Hi, i couldn't find a solution for running a nfs-server inside a lxc-container. (proxmox4.1) Is there a workaround? kind regards MasterTH
Hi, where is the problem? I had an openvz nfs server at home, which I converted to lxc via backup/restore.
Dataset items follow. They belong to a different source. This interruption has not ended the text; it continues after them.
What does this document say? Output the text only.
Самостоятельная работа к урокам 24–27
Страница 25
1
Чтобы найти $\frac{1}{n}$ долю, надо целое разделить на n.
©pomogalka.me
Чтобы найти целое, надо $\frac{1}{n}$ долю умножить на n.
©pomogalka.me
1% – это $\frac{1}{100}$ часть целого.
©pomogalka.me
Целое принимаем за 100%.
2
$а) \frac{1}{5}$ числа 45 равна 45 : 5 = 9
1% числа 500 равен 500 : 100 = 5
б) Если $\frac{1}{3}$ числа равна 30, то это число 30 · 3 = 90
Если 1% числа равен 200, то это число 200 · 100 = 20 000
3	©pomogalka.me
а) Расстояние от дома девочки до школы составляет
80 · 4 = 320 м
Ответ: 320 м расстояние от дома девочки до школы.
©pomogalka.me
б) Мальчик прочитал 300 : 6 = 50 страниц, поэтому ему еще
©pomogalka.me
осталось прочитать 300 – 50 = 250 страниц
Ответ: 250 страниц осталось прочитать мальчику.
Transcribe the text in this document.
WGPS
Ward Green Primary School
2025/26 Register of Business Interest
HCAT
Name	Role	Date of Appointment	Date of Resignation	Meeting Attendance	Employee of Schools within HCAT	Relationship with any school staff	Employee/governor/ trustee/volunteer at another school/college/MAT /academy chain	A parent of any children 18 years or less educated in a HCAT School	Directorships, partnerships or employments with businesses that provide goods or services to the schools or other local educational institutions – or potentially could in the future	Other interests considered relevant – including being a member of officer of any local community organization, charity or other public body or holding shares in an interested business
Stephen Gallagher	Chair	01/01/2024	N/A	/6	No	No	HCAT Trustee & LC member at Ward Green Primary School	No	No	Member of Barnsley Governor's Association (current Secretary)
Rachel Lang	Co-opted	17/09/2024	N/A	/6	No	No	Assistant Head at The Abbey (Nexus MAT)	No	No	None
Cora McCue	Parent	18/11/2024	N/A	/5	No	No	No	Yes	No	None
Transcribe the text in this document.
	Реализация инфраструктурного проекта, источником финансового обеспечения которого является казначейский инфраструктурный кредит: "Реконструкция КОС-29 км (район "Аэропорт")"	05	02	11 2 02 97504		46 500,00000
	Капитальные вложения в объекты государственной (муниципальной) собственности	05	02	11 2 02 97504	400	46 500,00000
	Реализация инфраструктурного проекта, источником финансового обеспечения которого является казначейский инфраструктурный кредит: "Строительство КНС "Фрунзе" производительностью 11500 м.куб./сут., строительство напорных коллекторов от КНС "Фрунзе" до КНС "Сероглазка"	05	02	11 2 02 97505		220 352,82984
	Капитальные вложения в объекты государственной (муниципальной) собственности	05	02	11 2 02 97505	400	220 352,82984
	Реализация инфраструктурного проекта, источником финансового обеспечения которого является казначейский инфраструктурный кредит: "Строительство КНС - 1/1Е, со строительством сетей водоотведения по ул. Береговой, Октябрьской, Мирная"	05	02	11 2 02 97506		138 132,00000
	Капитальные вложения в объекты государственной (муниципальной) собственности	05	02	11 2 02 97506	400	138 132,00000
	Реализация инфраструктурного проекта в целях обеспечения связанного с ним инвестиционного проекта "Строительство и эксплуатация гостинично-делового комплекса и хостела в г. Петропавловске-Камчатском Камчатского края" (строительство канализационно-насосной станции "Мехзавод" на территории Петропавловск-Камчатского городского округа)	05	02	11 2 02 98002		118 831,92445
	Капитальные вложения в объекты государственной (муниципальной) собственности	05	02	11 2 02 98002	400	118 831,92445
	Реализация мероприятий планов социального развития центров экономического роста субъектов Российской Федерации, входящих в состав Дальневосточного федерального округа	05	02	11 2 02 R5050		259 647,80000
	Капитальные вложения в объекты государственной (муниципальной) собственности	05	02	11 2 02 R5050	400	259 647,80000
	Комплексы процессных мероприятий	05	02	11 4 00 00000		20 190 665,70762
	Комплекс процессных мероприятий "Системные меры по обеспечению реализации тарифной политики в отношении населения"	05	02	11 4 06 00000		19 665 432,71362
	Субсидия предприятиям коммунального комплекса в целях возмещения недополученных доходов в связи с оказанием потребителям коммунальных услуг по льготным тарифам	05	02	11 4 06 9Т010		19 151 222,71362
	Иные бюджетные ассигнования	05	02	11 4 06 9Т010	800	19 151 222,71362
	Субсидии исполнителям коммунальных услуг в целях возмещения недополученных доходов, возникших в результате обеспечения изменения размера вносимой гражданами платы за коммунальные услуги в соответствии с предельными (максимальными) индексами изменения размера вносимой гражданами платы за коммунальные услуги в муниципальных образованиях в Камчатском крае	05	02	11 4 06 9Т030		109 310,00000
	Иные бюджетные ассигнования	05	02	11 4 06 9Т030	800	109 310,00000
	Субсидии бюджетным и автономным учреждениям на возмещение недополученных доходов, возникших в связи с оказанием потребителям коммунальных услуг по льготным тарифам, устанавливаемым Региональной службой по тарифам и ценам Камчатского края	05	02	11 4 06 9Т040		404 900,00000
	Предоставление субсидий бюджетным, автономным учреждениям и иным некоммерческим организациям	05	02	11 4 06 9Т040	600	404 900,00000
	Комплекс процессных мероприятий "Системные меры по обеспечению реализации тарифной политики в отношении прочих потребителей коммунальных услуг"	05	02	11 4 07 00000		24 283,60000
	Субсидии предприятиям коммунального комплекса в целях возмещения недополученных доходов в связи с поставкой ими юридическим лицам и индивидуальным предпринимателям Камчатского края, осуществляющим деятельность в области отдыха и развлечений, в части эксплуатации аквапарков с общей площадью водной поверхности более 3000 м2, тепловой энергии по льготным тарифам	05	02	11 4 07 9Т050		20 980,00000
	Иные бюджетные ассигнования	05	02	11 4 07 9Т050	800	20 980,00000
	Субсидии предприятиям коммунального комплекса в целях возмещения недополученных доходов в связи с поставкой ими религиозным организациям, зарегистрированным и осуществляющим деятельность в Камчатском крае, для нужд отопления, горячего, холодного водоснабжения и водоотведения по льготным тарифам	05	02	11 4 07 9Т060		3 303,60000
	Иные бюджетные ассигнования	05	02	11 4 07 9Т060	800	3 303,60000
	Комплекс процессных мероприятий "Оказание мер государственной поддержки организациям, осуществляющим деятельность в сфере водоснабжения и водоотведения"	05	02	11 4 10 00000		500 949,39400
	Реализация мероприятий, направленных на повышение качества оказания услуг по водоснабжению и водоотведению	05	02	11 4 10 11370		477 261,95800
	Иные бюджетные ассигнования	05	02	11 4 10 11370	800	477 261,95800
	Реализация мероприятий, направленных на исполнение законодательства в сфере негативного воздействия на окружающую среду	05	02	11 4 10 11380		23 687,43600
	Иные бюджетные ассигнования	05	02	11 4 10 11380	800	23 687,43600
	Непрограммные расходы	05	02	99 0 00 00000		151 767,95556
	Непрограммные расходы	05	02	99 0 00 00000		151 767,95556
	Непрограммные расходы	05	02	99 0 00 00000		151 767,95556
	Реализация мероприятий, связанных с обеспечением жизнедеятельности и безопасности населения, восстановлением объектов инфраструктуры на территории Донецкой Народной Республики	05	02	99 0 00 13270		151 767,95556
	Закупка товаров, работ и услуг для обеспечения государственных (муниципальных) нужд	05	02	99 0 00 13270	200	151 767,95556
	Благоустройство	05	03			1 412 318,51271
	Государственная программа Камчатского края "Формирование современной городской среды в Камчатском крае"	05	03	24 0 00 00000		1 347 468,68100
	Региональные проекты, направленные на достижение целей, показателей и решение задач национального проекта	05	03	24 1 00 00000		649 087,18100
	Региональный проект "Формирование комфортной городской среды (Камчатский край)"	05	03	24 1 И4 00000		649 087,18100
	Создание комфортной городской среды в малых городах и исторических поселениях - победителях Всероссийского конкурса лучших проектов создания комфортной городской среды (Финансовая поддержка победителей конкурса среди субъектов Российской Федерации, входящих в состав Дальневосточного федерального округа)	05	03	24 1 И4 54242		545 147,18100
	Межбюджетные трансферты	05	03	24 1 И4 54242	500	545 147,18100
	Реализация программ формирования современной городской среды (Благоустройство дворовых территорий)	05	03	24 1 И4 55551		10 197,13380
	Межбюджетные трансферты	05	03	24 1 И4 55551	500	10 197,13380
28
Work... Code: root@fileserver:~# dpkg -l | grep nfs ii libnfsidmap2 0.23-2 An nfs idmapping library ii nfs-common 1:1.2.2-4squeeze2 NFS support files common to client and server ii nfs-kernel-server 1:1.2.2-4squeeze2 support for NFS kernel server root@fileserver:~# df -h Filesystem Size Used Avail Use% Mounted on /dev/loop0 2.0T 1.8T 79G 96% / none 100K 0 100K 0% /dev cgroup 12K 0 12K 0% /sys/fs/cgroup tmpfs 3.9G 0 3.9G 0% /sys/fs/cgroup/cgmanager tmpfs 3.9G 0 3.9G 0% /lib/init/rw tmpfs 3.9G 0 3.9G 0% /dev/shm The config looks not special Code: root@pve1:/etc/pve/lxc# more 100.conf arch: i386 cpulimit: 1 cpuunits: 1024 hostname: fileserver.domain.de memory: 768 net0: bridge=vmbr0,hwaddr=32:66:35:33:34:38,ip=dhcp,name=eth0,type=veth onboot: 1 ostype: debian rootfs: pve_local:100/vm-100-disk-1.raw,size=2T swap: 1280 lxc.aa_profile: unconfined Udo
That is special. The usual NFS daemon on linux uses a kernel side implementation and thus a regular LXC container cannot use it (and this is unlikely to change, ever). The only way to allow it is to either create a special AppArmor profile with all the required privileges or disable AppArmor like the above poster. This however pretty much disables security measures and so I strongly recommend to NOT run any untrusted services or users in the same container. It is then merely a fancy-looking chroot environment combined with our storage subsystem.